Das alte Land im Jahre 1945. Die fünfjährige Vera und ihre Mutter gehören zu den zahlreichen Flüchtlingen, die durch das zerstörte Land irren. Die alte Bäuerin ist nicht begeistert, die wenigsten sind es. Vera wird als „Polackenkind“ beschimpft. 60 Jahre später flieht ihre Nichte Anne nach einer gescheiterten Beziehung aus Hamburg.

Das Buch erzählt verschiedene Geschichten. Zum einem ist da Vera, die nach der Flucht immer noch völlig traumatisiert ist und sich eine Nische gesucht hat. Als Kind versucht sie sich zunächst möglichst unsichtbar zu machen. Das Haus ist das Wichtigste, nichts wird verändert. Anne, ihre Nichte, wollte eigentlich nicht unsichtbar sein. Eine begabte Musikerin, doch dann wird sie von ihrem Bruder, einem Ausnahmetalent überholt. Und fortan kann sie es ihrer Mutter nicht mehr recht machen.

Ich habe tatsächlich mehrere Versuche für das Buch gebraucht. Ursprünglich wollte ich es als Hörbuch hören, aber die Stimme von Hannelore Hoger passte für mich einfach gar nicht. Gelesen hat mich das Buch dann aber sehr gut unterhalten. Vieles ist sehr klischeehaft dargestellt: die gestylten Hamburger, die originellen Landbewohner. Gerade am Anfang wirkt das übertrieben, es hat aber trotzdem gepasst und ich habe mich amüsiert. Es gibt immer wieder einzelne Sätze in plattdeutsch, ich fand das recht passend.
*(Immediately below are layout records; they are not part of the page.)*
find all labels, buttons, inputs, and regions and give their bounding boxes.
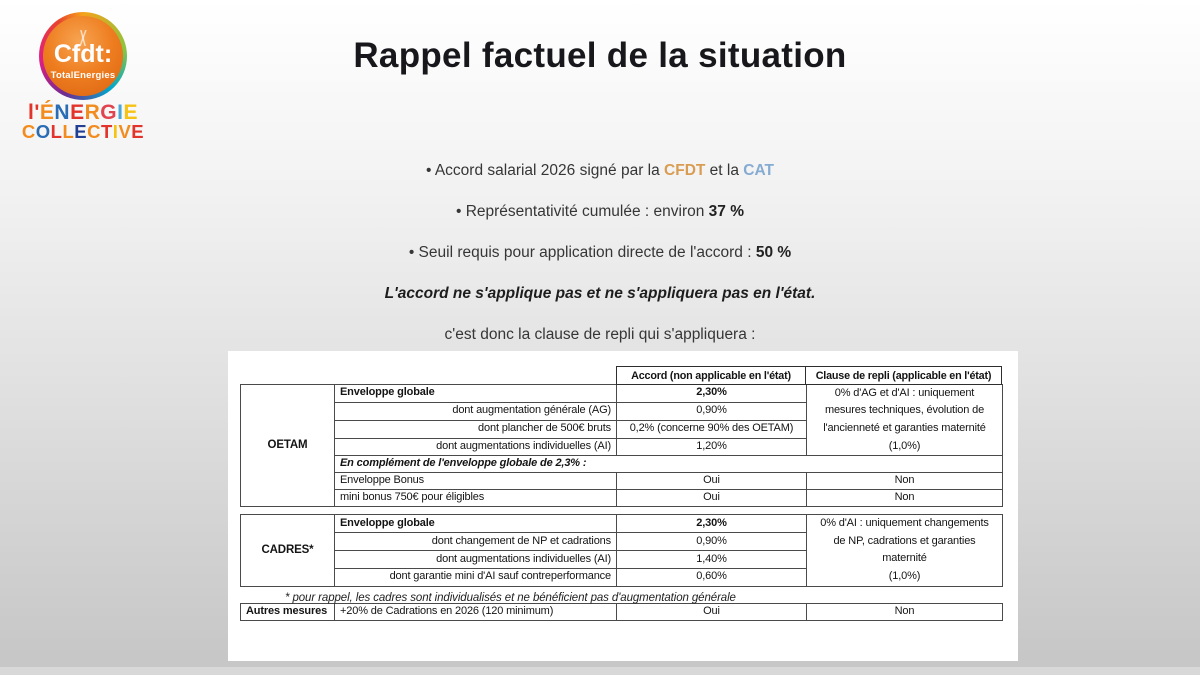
wordmark-letter: C	[21, 121, 36, 143]
cadres-garantie-value: 0,60%	[616, 567, 807, 587]
text-segment: CAT	[743, 162, 775, 179]
oetam-enveloppe-globale-value: 2,30%	[616, 384, 807, 403]
wordmark-letter: O	[35, 121, 51, 143]
oetam-bonus-accord: Oui	[616, 472, 807, 491]
wordmark-letter: T	[100, 121, 113, 143]
wordmark-letter: N	[54, 101, 71, 124]
wordmark-letter: G	[100, 101, 118, 124]
table-header-row: Accord (non applicable en l'état) Clause…	[616, 366, 1002, 385]
wordmark-letter: V	[118, 121, 132, 143]
wordmark-letter: L	[62, 121, 75, 143]
wordmark-letter: C	[87, 121, 101, 143]
clause-line: de NP, cadrations et garanties	[833, 534, 976, 547]
oetam-plancher-value: 0,2% (concerne 90% des OETAM)	[616, 419, 807, 439]
cadres-table: CADRES* Enveloppe globale 2,30% 0% d'AI …	[240, 514, 1003, 587]
wordmark-letter: É	[39, 101, 55, 124]
table-row: OETAM Enveloppe globale 2,30% 0% d'AG et…	[240, 383, 1003, 508]
oetam-minibonus-label: mini bonus 750€ pour éligibles	[334, 489, 617, 508]
cfdt-logo-inner: Cfdt: TotalEnergies	[43, 16, 123, 96]
text-segment: 37 %	[708, 203, 745, 220]
text-segment: et la	[705, 162, 744, 179]
table-row: mini bonus 750€ pour éligibles Oui Non	[241, 489, 1003, 508]
text-segment: • Seuil requis pour application directe …	[408, 244, 756, 261]
autres-label: +20% de Cadrations en 2026 (120 minimum)	[334, 602, 617, 621]
cadres-garantie-label: dont garantie mini d'AI sauf contreperfo…	[334, 567, 617, 587]
oetam-complement-note: En complément de l'enveloppe globale de …	[334, 455, 1003, 474]
statement-accord-non-applique: L'accord ne s'applique pas et ne s'appli…	[384, 285, 816, 302]
table-row: Enveloppe Bonus Oui Non	[241, 472, 1003, 491]
clause-line: maternité	[882, 552, 927, 565]
text-segment: CFDT	[664, 162, 706, 179]
oetam-ag-label: dont augmentation générale (AG)	[334, 401, 617, 421]
oetam-table: OETAM Enveloppe globale 2,30% 0% d'AG et…	[240, 383, 1003, 508]
wordmark-letter: E	[70, 101, 85, 124]
clause-line: (1,0%)	[888, 570, 921, 583]
cadres-clause-repli-cell: 0% d'AI : uniquement changements de NP, c…	[806, 514, 1003, 587]
wordmark-collective: COLLECTIVE	[18, 121, 148, 143]
clause-line: 0% d'AI : uniquement changements	[820, 517, 989, 530]
oetam-ai-label: dont augmentations individuelles (AI)	[334, 437, 617, 457]
cadres-np-value: 0,90%	[616, 532, 807, 552]
table-row: dont plancher de 500€ bruts 0,2% (concer…	[241, 419, 1003, 439]
text-segment: • Représentativité cumulée : environ	[455, 203, 709, 220]
table-row: En complément de l'enveloppe globale de …	[241, 455, 1003, 474]
table-row: dont augmentation générale (AG) 0,90%	[241, 401, 1003, 421]
oetam-ag-value: 0,90%	[616, 401, 807, 421]
wordmark-letter: E	[123, 101, 138, 124]
cadres-ai-value: 1,40%	[616, 550, 807, 569]
table-row: Autres mesures +20% de Cadrations en 202…	[240, 602, 1003, 621]
wordmark-letter: E	[74, 121, 88, 143]
statement-clause-repli: c'est donc la clause de repli qui s'appl…	[444, 326, 756, 343]
cadres-enveloppe-globale-label: Enveloppe globale	[334, 514, 617, 534]
oetam-clause-repli-cell: 0% d'AG et d'AI : uniquement mesures tech…	[806, 383, 1003, 457]
bottom-strip	[0, 667, 1200, 675]
cadres-footnote: * pour rappel, les cadres sont individua…	[285, 591, 736, 604]
oetam-group-label: OETAM	[240, 383, 335, 508]
autres-mesures-table: Autres mesures +20% de Cadrations en 202…	[240, 602, 1003, 621]
clause-line: l'ancienneté et garanties maternité	[823, 422, 986, 435]
oetam-minibonus-clause: Non	[806, 489, 1003, 508]
wordmark-letter: l'	[28, 101, 40, 124]
cadres-enveloppe-globale-value: 2,30%	[616, 514, 807, 534]
table-wrapper: Accord (non applicable en l'état) Clause…	[240, 366, 1003, 621]
intro-block: • Accord salarial 2026 signé par la CFDT…	[0, 162, 1200, 367]
wordmark-energie: l'ÉNERGIE	[18, 102, 148, 123]
cadres-ai-label: dont augmentations individuelles (AI)	[334, 550, 617, 569]
table-panel: Accord (non applicable en l'état) Clause…	[228, 351, 1018, 661]
bullet-accord-signe: • Accord salarial 2026 signé par la CFDT…	[0, 162, 1200, 180]
autres-group-label: Autres mesures	[240, 602, 335, 621]
cadres-np-label: dont changement de NP et cadrations	[334, 532, 617, 552]
clause-line: (1,0%)	[888, 439, 921, 452]
wordmark-letter: I	[117, 101, 124, 124]
wordmark-letter: I	[112, 121, 119, 143]
bullet-representativite: • Représentativité cumulée : environ 37 …	[0, 203, 1200, 221]
oetam-bonus-label: Enveloppe Bonus	[334, 472, 617, 491]
wordmark-letter: R	[84, 101, 101, 124]
oetam-ai-value: 1,20%	[616, 437, 807, 457]
wordmark-letter: L	[50, 121, 63, 143]
oetam-minibonus-accord: Oui	[616, 489, 807, 508]
page-title: Rappel factuel de la situation	[353, 36, 847, 75]
sparkle-icon	[65, 30, 101, 46]
wordmark-letter: E	[131, 121, 145, 143]
oetam-plancher-label: dont plancher de 500€ bruts	[334, 419, 617, 439]
header-accord: Accord (non applicable en l'état)	[616, 366, 806, 385]
autres-accord: Oui	[616, 602, 807, 621]
oetam-bonus-clause: Non	[806, 472, 1003, 491]
header-clause-repli: Clause de repli (applicable en l'état)	[805, 366, 1002, 385]
cfdt-logo: Cfdt: TotalEnergies l'ÉNERGIE COLLECTIVE	[18, 8, 148, 142]
cadres-group-label: CADRES*	[240, 514, 335, 587]
table-row: dont garantie mini d'AI sauf contreperfo…	[241, 567, 1003, 587]
text-segment: 50 %	[755, 244, 792, 261]
text-segment: • Accord salarial 2026 signé par la	[425, 162, 665, 179]
table-row: CADRES* Enveloppe globale 2,30% 0% d'AI …	[240, 514, 1003, 587]
totalenergies-logo-text: TotalEnergies	[50, 69, 116, 81]
bullet-seuil-requis: • Seuil requis pour application directe …	[0, 244, 1200, 262]
clause-line: mesures techniques, évolution de	[824, 404, 985, 417]
clause-line: 0% d'AG et d'AI : uniquement	[834, 386, 975, 399]
oetam-enveloppe-globale-label: Enveloppe globale	[334, 384, 617, 403]
cfdt-logo-badge: Cfdt: TotalEnergies	[39, 12, 127, 100]
autres-clause: Non	[806, 602, 1003, 621]
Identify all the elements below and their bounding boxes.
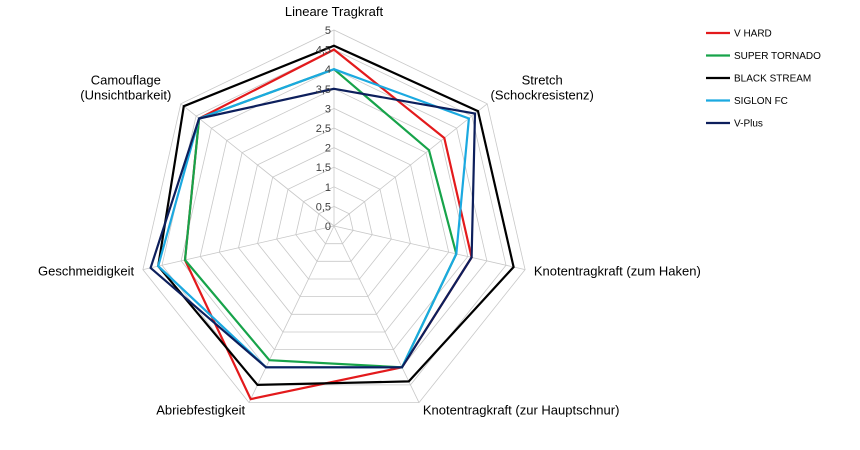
grid-ring [199,88,469,351]
legend-item: V-Plus [706,119,763,130]
grid-spoke [142,225,335,270]
grid-ring [142,29,526,404]
grid-ring [218,107,450,333]
legend-label: V-Plus [734,119,763,130]
grid-spoke [333,225,420,403]
grid-spoke [248,225,335,403]
tick-label: 4,5 [316,45,331,57]
legend: V HARD SUPER TORNADO BLACK STREAM SIGLON FC… [706,29,821,130]
tick-label: 2 [325,143,331,155]
grid-ring [295,186,373,262]
axis-labels: Lineare Tragkraft Stretch (Schockresistenz… [38,4,701,418]
tick-label: 0 [325,221,331,233]
series-black-stream [157,44,515,387]
legend-label: BLACK STREAM [734,74,811,85]
legend-item: BLACK STREAM [706,74,811,85]
legend-label: SIGLON FC [734,96,788,107]
axis-label: Geschmeidigkeit [38,264,134,279]
axis-label: Stretch (Schockresistenz) [491,73,594,103]
grid-ring [257,147,411,298]
grid-ring [276,166,392,280]
legend-item: SUPER TORNADO [706,51,821,62]
tick-label: 2,5 [316,123,331,135]
axis-label: Knotentragkraft (zum Haken) [534,264,701,279]
radar-grid [142,29,526,404]
grid-spoke [333,103,488,227]
grid-spoke [333,225,526,270]
tick-label: 5 [325,25,331,37]
legend-item: SIGLON FC [706,96,788,107]
tick-label: 4 [325,64,331,76]
series-super-tornado [183,67,458,369]
grid-ring [161,49,507,386]
tick-label: 3 [325,103,331,115]
legend-label: V HARD [734,29,772,40]
tick-label: 1 [325,182,331,194]
grid-ring [314,205,354,245]
series-v-plus [149,87,477,369]
axis-label: Abriebfestigkeit [156,403,245,418]
legend-label: SUPER TORNADO [734,51,821,62]
tick-label: 0,5 [316,201,331,213]
grid-ring [238,127,430,315]
legend-item: V HARD [706,29,772,40]
axis-label: Lineare Tragkraft [285,4,384,19]
grid-spoke [180,103,335,227]
radar-series [149,44,515,401]
radial-ticks: 0 0,5 1 1,5 2 2,5 3 3,5 4 4,5 5 [316,25,331,233]
axis-label: Knotentragkraft (zur Hauptschnur) [423,403,620,418]
tick-label: 3,5 [316,84,331,96]
tick-label: 1,5 [316,162,331,174]
axis-label: Camouflage (Unsichtbarkeit) [80,73,171,103]
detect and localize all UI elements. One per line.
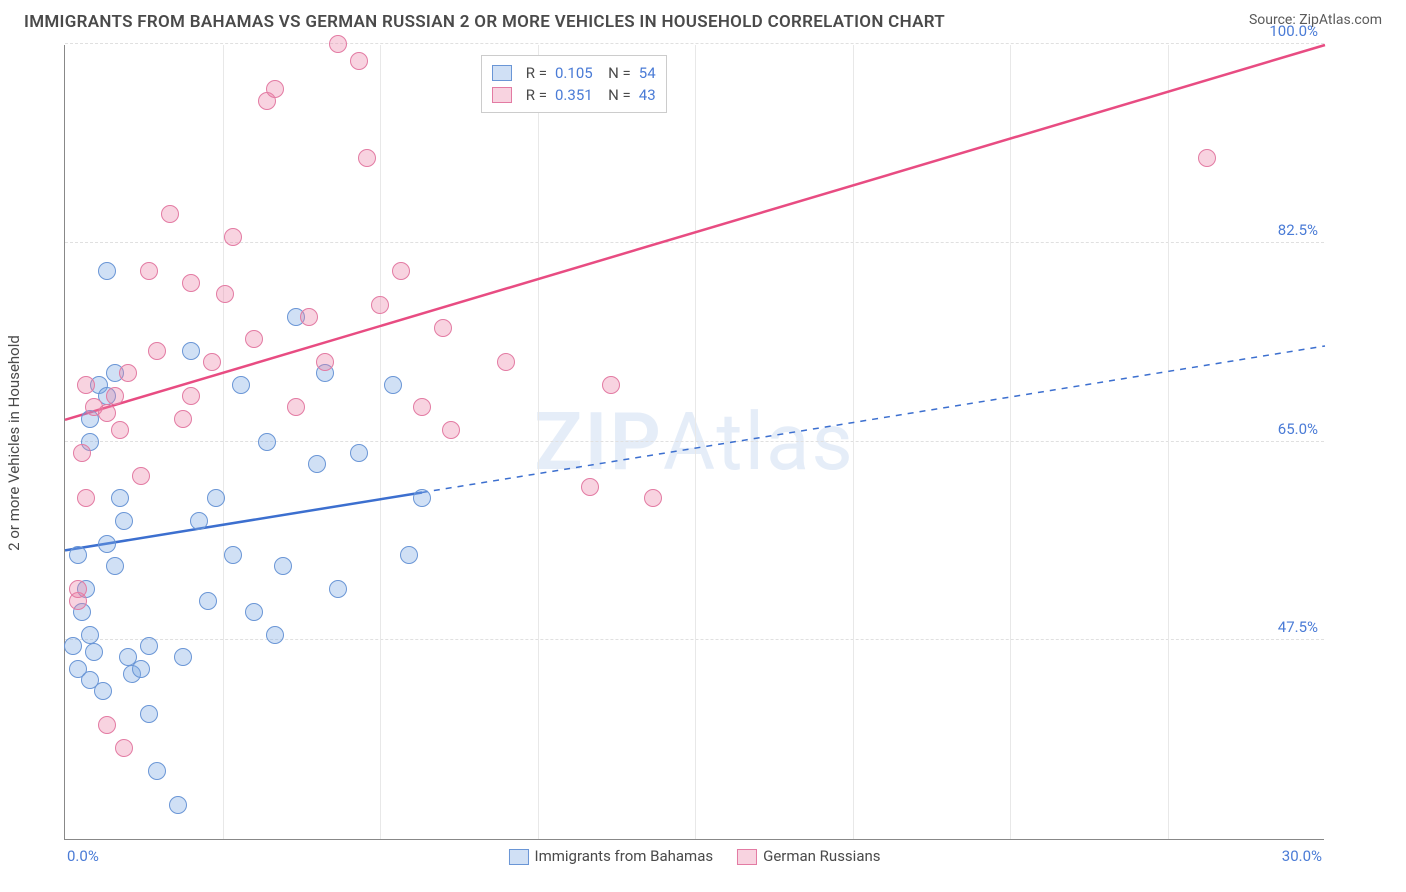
chart-container: 2 or more Vehicles in Household ZIPAtlas… <box>24 45 1384 840</box>
data-point-immigrants-from-bahamas <box>232 376 250 394</box>
data-point-immigrants-from-bahamas <box>400 546 418 564</box>
data-point-immigrants-from-bahamas <box>266 626 284 644</box>
data-point-german-russians <box>434 319 452 337</box>
data-point-german-russians <box>300 308 318 326</box>
data-point-german-russians <box>111 421 129 439</box>
x-tick-label: 30.0% <box>1282 847 1322 865</box>
data-point-immigrants-from-bahamas <box>384 376 402 394</box>
x-tick-label: 0.0% <box>67 847 99 865</box>
data-point-immigrants-from-bahamas <box>132 660 150 678</box>
data-point-german-russians <box>329 35 347 53</box>
data-point-german-russians <box>371 296 389 314</box>
data-point-immigrants-from-bahamas <box>94 682 112 700</box>
legend-item: Immigrants from Bahamas <box>508 847 713 865</box>
data-point-immigrants-from-bahamas <box>245 603 263 621</box>
correlation-row: R = 0.105 N = 54 <box>492 62 656 84</box>
data-point-immigrants-from-bahamas <box>69 546 87 564</box>
data-point-german-russians <box>602 376 620 394</box>
series-legend: Immigrants from Bahamas German Russians <box>508 847 880 865</box>
data-point-german-russians <box>73 444 91 462</box>
data-point-german-russians <box>98 404 116 422</box>
y-axis-label: 2 or more Vehicles in Household <box>5 335 23 551</box>
data-point-german-russians <box>161 205 179 223</box>
plot-area: ZIPAtlas 47.5%65.0%82.5%100.0%0.0%30.0%R… <box>64 45 1324 840</box>
data-point-german-russians <box>216 285 234 303</box>
data-point-german-russians <box>182 387 200 405</box>
data-point-immigrants-from-bahamas <box>106 557 124 575</box>
data-point-immigrants-from-bahamas <box>64 637 82 655</box>
data-point-german-russians <box>69 580 87 598</box>
data-point-german-russians <box>266 80 284 98</box>
data-point-german-russians <box>316 353 334 371</box>
data-point-german-russians <box>287 398 305 416</box>
legend-item: German Russians <box>737 847 880 865</box>
data-point-immigrants-from-bahamas <box>140 705 158 723</box>
data-point-german-russians <box>392 262 410 280</box>
data-point-immigrants-from-bahamas <box>85 643 103 661</box>
data-point-immigrants-from-bahamas <box>174 648 192 666</box>
data-point-immigrants-from-bahamas <box>140 637 158 655</box>
data-point-immigrants-from-bahamas <box>182 342 200 360</box>
data-point-german-russians <box>413 398 431 416</box>
data-point-german-russians <box>77 376 95 394</box>
data-point-german-russians <box>224 228 242 246</box>
data-point-german-russians <box>497 353 515 371</box>
data-point-immigrants-from-bahamas <box>308 455 326 473</box>
correlation-row: R = 0.351 N = 43 <box>492 84 656 106</box>
data-point-immigrants-from-bahamas <box>98 262 116 280</box>
data-point-german-russians <box>132 467 150 485</box>
data-point-german-russians <box>77 489 95 507</box>
data-point-german-russians <box>581 478 599 496</box>
data-point-german-russians <box>115 739 133 757</box>
data-point-immigrants-from-bahamas <box>274 557 292 575</box>
data-point-immigrants-from-bahamas <box>224 546 242 564</box>
data-point-immigrants-from-bahamas <box>148 762 166 780</box>
data-point-immigrants-from-bahamas <box>81 626 99 644</box>
data-point-immigrants-from-bahamas <box>115 512 133 530</box>
gridline-h <box>65 43 1324 44</box>
data-point-immigrants-from-bahamas <box>169 796 187 814</box>
y-tick-label: 100.0% <box>1269 22 1318 40</box>
data-point-german-russians <box>245 330 263 348</box>
data-point-immigrants-from-bahamas <box>199 592 217 610</box>
data-point-immigrants-from-bahamas <box>350 444 368 462</box>
data-point-immigrants-from-bahamas <box>329 580 347 598</box>
data-point-german-russians <box>442 421 460 439</box>
data-point-immigrants-from-bahamas <box>207 489 225 507</box>
data-point-immigrants-from-bahamas <box>190 512 208 530</box>
data-point-german-russians <box>350 52 368 70</box>
data-point-german-russians <box>644 489 662 507</box>
data-point-immigrants-from-bahamas <box>98 535 116 553</box>
data-point-german-russians <box>148 342 166 360</box>
chart-title: IMMIGRANTS FROM BAHAMAS VS GERMAN RUSSIA… <box>24 12 945 32</box>
data-point-german-russians <box>98 716 116 734</box>
data-point-german-russians <box>203 353 221 371</box>
data-point-german-russians <box>140 262 158 280</box>
data-point-german-russians <box>182 274 200 292</box>
data-point-german-russians <box>119 364 137 382</box>
data-point-immigrants-from-bahamas <box>413 489 431 507</box>
data-point-immigrants-from-bahamas <box>258 433 276 451</box>
data-point-immigrants-from-bahamas <box>111 489 129 507</box>
data-point-german-russians <box>358 149 376 167</box>
correlation-legend: R = 0.105 N = 54R = 0.351 N = 43 <box>481 55 667 113</box>
data-point-german-russians <box>1198 149 1216 167</box>
trend-lines <box>65 45 1325 840</box>
data-point-german-russians <box>106 387 124 405</box>
data-point-german-russians <box>174 410 192 428</box>
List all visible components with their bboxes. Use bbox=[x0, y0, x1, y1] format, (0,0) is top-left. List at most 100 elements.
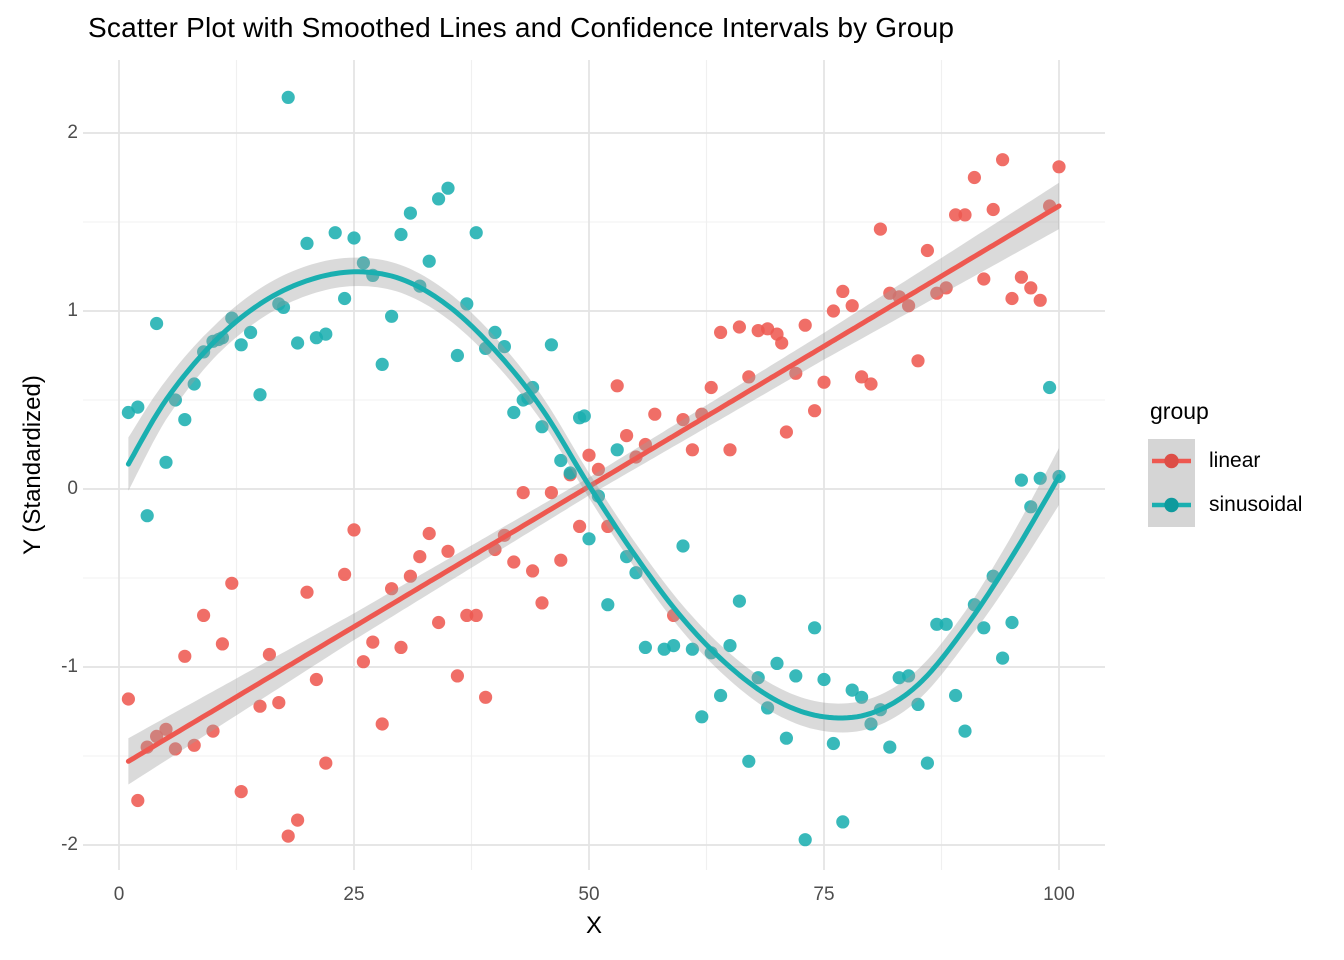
data-point-sinusoidal bbox=[685, 642, 700, 656]
data-point-linear bbox=[732, 320, 747, 334]
data-point-sinusoidal bbox=[253, 388, 267, 402]
legend-key-linear bbox=[1148, 439, 1195, 483]
data-point-linear bbox=[356, 655, 370, 669]
data-point-sinusoidal bbox=[930, 617, 944, 631]
data-point-sinusoidal bbox=[319, 327, 333, 341]
data-point-linear bbox=[610, 379, 624, 393]
data-point-sinusoidal bbox=[432, 192, 446, 206]
y-tick-label: 1 bbox=[67, 300, 78, 321]
data-point-linear bbox=[178, 649, 192, 663]
data-point-linear bbox=[864, 377, 878, 391]
data-point-linear bbox=[225, 576, 239, 590]
data-point-linear bbox=[779, 425, 794, 439]
data-point-sinusoidal bbox=[187, 377, 201, 391]
data-point-linear bbox=[582, 448, 596, 462]
data-point-linear bbox=[977, 272, 991, 286]
data-point-sinusoidal bbox=[1043, 380, 1057, 395]
data-point-sinusoidal bbox=[864, 717, 878, 731]
data-point-sinusoidal bbox=[920, 756, 935, 770]
data-point-sinusoidal bbox=[949, 688, 963, 703]
data-point-sinusoidal bbox=[150, 316, 164, 331]
data-point-sinusoidal bbox=[996, 651, 1010, 665]
data-point-sinusoidal bbox=[460, 297, 474, 311]
y-axis-title: Y (Standardized) bbox=[19, 375, 46, 555]
data-point-linear bbox=[544, 486, 559, 500]
data-point-linear bbox=[967, 170, 982, 185]
data-point-sinusoidal bbox=[328, 226, 342, 240]
smooth-line-with-point-glyph-icon bbox=[1152, 453, 1191, 469]
data-point-linear bbox=[422, 526, 436, 541]
data-point-linear bbox=[168, 742, 182, 756]
data-point-linear bbox=[535, 596, 549, 610]
data-point-sinusoidal bbox=[507, 405, 521, 420]
legend: group linear sinusoidal bbox=[1148, 398, 1338, 527]
data-point-sinusoidal bbox=[234, 338, 248, 352]
data-point-linear bbox=[309, 672, 323, 687]
data-point-linear bbox=[845, 299, 859, 313]
data-point-linear bbox=[121, 692, 135, 706]
data-point-linear bbox=[526, 564, 540, 578]
data-point-linear bbox=[187, 738, 201, 752]
data-point-linear bbox=[432, 615, 446, 630]
data-point-linear bbox=[460, 608, 474, 623]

Allerdings weiß ich nicht, wie das auf Menschen wirkt, die kein plattdeutsch verstehen.

Nicht gefallen hat mir das Ende – das war mir zu unfertig. Es wirkte so, als wenn das Buch einfach inmitten der Geschichte abgebrochen wurde.

4 Comments

  1. Leider habe ich dieses Buch nur etwa bis zur Hälfte geschafft. Es schien mir so vielversprechend und war es dann leider nicht. Eines der wenigen Bücher, die ich als Zeitverschwendung empfand und keinen Platz im Bücherregal bekam

  2. Hm, ich will diesen Roman eigentlich schon seit längerem lesen, bin dann aber immer wieder unschlüssig. Nach deiner Rezension frage ich mich jetzt erneut, ob ich ihn tatsächlich lesen will.

    • Ich fände es ja spannend, was gerade zu den plattdeutschen Sätzen sagst!
      Ich kenne es allerdings von mir, das ich solche Bücher dann meist doch nicht lese – es gibt dann einfach auch genügend andere Bücher, die ich unbedingt lesen will, da fallen solche dann meist runter.